Best presented through Kill Bill Vol. 1, Quentin Tarantino is renowned for how he stylizes action scenes. Taking inspiration from Sergio Leone’s spaghetti westerns and Shaw Bros. Studios films such as One Armed Swordsman and The 36th Chamber of Shaolin, there is visual flair incorporated in every one of his action scenes, whether those scenes be intense shoot-outs or high stakes martial-arts/katana battles. The most notable aspect about a Tarantino action scene is his gratuitous use of blood. With every bullet hit or sliced limb, there is always a geyser of blood soon to follow, but this is not mere senseless violence. There is a definite art that comes with how Tarantino utilizes blood, making each droplet akin to a red jewel and each spurt lending itself to Tarantino’s visual flair. That flair manifests in action pieces that are almost always so over-the-top with their presentation and so packed with style that they make each action sequence distinct, memorable, and awesome (for lack of a better word).
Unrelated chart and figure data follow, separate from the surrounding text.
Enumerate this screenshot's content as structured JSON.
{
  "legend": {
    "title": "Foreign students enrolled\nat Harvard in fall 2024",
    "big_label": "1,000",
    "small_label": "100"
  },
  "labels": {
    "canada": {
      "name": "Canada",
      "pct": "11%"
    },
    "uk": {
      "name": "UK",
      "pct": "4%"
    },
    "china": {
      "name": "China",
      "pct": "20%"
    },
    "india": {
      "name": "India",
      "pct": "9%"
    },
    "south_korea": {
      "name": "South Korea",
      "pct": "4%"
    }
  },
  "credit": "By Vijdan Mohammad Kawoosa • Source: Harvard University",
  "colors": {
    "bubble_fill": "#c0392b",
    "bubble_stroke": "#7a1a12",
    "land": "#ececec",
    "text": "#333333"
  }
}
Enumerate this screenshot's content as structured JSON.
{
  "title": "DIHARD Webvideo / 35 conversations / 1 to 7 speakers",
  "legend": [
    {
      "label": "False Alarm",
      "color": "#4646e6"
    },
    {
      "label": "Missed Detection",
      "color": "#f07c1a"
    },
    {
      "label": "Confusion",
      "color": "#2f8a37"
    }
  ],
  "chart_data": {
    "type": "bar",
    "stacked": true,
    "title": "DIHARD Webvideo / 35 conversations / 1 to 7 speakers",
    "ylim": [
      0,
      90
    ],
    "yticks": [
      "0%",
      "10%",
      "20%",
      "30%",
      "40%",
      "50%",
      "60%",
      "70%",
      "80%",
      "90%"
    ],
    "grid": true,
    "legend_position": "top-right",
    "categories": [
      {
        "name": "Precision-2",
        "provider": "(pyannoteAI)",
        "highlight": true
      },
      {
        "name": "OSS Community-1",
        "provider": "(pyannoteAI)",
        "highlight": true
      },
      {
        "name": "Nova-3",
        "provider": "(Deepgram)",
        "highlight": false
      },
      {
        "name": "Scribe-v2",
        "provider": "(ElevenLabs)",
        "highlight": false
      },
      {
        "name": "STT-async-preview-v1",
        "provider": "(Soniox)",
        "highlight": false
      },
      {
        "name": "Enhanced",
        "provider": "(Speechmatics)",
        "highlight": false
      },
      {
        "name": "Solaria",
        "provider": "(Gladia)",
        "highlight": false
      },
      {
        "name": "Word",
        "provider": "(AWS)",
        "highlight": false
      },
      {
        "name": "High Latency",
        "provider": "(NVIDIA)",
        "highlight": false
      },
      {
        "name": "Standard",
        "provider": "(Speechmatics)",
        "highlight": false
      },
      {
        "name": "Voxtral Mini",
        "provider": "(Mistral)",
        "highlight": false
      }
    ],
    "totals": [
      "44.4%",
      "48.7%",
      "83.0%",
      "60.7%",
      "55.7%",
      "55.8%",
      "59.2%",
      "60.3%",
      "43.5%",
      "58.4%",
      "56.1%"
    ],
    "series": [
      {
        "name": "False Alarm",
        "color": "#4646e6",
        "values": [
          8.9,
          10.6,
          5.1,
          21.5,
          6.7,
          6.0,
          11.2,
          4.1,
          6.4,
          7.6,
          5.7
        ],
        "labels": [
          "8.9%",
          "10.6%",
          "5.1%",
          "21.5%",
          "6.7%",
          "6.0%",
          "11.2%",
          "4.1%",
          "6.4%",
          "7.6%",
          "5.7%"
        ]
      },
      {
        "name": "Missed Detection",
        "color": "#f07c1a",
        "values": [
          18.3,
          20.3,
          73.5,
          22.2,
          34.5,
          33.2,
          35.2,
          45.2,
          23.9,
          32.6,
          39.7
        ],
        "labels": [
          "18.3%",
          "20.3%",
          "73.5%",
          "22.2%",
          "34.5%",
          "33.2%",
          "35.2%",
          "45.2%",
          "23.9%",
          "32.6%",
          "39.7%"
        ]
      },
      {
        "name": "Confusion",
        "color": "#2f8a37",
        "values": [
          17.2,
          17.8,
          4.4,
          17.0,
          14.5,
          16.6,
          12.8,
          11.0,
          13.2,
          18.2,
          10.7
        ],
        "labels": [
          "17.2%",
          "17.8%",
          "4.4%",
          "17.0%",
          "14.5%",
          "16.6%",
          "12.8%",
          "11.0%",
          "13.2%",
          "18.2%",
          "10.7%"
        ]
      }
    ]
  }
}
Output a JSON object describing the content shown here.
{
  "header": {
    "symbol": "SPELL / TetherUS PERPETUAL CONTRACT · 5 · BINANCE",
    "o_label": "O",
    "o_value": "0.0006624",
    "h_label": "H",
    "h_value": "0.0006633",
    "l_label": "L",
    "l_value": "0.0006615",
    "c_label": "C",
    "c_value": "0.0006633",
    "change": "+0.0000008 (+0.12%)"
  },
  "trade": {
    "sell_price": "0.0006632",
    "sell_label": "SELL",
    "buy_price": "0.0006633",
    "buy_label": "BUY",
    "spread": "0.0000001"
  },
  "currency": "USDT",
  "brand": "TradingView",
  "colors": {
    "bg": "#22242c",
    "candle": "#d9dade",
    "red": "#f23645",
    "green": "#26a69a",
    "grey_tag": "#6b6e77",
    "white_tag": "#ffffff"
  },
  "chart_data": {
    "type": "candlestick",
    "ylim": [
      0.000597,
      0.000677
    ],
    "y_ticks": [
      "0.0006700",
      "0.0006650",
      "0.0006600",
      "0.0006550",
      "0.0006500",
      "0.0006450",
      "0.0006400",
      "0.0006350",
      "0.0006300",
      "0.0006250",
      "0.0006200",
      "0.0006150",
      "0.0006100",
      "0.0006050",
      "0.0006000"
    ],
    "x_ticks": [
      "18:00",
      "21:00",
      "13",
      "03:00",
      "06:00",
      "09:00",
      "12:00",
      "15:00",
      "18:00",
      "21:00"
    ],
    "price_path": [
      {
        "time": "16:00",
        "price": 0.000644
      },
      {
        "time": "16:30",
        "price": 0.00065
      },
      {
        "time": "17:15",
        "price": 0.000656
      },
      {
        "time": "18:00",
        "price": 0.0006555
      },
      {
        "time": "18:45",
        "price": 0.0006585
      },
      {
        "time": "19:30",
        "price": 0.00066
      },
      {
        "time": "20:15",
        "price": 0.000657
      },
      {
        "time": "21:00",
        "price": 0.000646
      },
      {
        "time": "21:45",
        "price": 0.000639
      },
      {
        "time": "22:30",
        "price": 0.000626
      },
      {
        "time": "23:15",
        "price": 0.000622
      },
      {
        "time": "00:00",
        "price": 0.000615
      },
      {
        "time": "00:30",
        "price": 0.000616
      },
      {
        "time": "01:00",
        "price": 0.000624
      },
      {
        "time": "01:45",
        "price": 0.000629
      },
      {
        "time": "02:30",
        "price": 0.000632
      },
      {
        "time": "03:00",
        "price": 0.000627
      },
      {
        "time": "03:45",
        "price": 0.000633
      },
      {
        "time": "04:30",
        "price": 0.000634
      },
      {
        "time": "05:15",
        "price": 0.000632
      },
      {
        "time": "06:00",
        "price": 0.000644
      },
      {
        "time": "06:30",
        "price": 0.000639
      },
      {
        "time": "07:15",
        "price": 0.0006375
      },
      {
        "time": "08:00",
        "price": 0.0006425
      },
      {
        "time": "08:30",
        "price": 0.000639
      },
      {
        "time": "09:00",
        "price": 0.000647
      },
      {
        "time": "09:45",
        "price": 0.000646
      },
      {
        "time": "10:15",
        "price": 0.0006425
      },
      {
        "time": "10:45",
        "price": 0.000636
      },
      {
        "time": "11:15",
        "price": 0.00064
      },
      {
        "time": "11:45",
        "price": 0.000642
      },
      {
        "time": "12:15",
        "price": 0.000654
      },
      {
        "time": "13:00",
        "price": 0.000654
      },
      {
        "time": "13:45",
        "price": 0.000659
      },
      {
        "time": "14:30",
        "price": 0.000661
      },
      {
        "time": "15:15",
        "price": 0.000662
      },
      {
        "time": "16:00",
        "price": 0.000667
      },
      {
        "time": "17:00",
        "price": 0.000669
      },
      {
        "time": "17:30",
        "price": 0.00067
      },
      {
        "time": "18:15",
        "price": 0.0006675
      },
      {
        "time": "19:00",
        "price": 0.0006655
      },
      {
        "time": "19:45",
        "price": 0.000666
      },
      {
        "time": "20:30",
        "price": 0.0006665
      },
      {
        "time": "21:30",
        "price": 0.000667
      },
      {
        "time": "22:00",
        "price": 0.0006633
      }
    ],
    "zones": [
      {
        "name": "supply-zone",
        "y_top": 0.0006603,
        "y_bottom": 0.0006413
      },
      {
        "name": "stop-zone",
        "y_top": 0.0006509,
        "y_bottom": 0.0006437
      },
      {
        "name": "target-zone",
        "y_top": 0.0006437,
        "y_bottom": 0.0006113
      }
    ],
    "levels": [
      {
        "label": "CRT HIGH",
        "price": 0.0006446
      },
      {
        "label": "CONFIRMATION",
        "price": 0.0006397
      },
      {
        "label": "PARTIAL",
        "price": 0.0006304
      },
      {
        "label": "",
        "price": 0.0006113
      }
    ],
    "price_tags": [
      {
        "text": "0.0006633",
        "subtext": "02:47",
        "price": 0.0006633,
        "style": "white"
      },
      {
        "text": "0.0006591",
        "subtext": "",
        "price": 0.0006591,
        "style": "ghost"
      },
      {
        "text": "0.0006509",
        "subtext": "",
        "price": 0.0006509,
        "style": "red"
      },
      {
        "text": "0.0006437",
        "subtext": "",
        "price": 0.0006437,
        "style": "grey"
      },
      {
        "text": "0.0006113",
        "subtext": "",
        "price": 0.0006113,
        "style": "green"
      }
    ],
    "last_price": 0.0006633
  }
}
Music and soundtracks are such a key aspect of a Tarantino film that there are entire YouTube playlists of music with titles such as “music that will make you feel like you are in a Tarantino movie.” The songs Tarantino uses, usually 60s garage rock or pop, bring such a distinctive atmosphere to his films. From the iconic use of “Misirlou” by Dick Dale & The Del Tones in Pulp Fiction’s iconic title sequence, to the just as iconic use of “Stuck in the Middle with You” by Stealers Wheel in Reservoir Dog’s torture scene, Tarantino uses music to paint a noir-esque world filled with pop culture references with gritty undertones.

On top of using 60s music to evoke or amplify the mood of a current scene, Tarantino also pulls music tracks from other movies. The most memorable example of this is during a scene in the movie Inglorious Basterds. In this particular scene, a character named Hellstrom (who is a Nazi Major) is calling to Shoshanna (a woman hiding her Jewish ethnicity) in order to escort her to a restaurant in which she will be arranging reservations of her cinema with other high-ranking Nazi officers. Shoshanna, of course, is incredibly hesitant to go with Hellstrom, and the use of “Hound Chase” composed by Charles Bernstein sells the tension of the scene. This titular track was originally used in the movie White Lightning, which served as a big inspiration for Tarantino.

To continue on the note of tension, Quentin Tarantino is a master of “tension and release.” By this I mean he masterfully grows and builds the tension of a scene before giving the audience a magnificent feeling of catharsis. Using both music and the aforementioned expertly-crafted dialogue, scenes that build tension usually do so with subtext. On the surface, a scene appears to be playing out calmly; characters are acting pleasant towards each other and nothing of significance has occurred. But with the full context of the scene, viewers recognize the growing tension, a tension that will soon snap. An exemplary scene of tension and release would be the opening scene of Inglorious Basterds. Hans Landa (who serves as the primary antagonist in the film), a high-ranking Nazi officer who is searching for Jewish people in hiding, is speaking with a dairy farmer named Perrier LaPadite. Landa holds himself in a gentlemanly composure, engaging with LaPadite in a business-like yet pleasant way. Initially, Landa goes under the guise that he is merely doing a routine check of LaPadite’s farm, and that he has no actual suspicions of LaPadite. But after the camera pans down under the floorboards, the subtext of the entire scene is revealed, and thus the tension of the entire scene is set. After a bombastic release, a moment I will not spoil, the audience is left in a state of thrill for what’s next.

With these elements, having been broken down with each of his films, Quentin Tarantino paints a picture with two layers. The surface layer is a world of witty and intriguing characters, of fast-paced and beautifully stylized action, and the second is of tension and grittiness, presented through the music and dialogue. These two layers create gripping and immersive worlds where no matter how over-the-top the action becomes, or how stylish each film feels, they are all immersive. With non-linear plots, the audience truly gets a feel for all of the characters present, who are arguably the central focus of most of Tarantino’s work. Each character, even if given a mere moment of screentime, feels distinct and memorable, like Gogo from Kill Bill Vol. 1, Hellstrom from Inglorious Basterds, and Mia Wallace from Pulp Fiction. They all feel fully fleshed out; every character’s action gives a small glimpse into their full person. Such worlds with such colorful characters is why Quentin Tarantino is one of the most influential directors of recent times.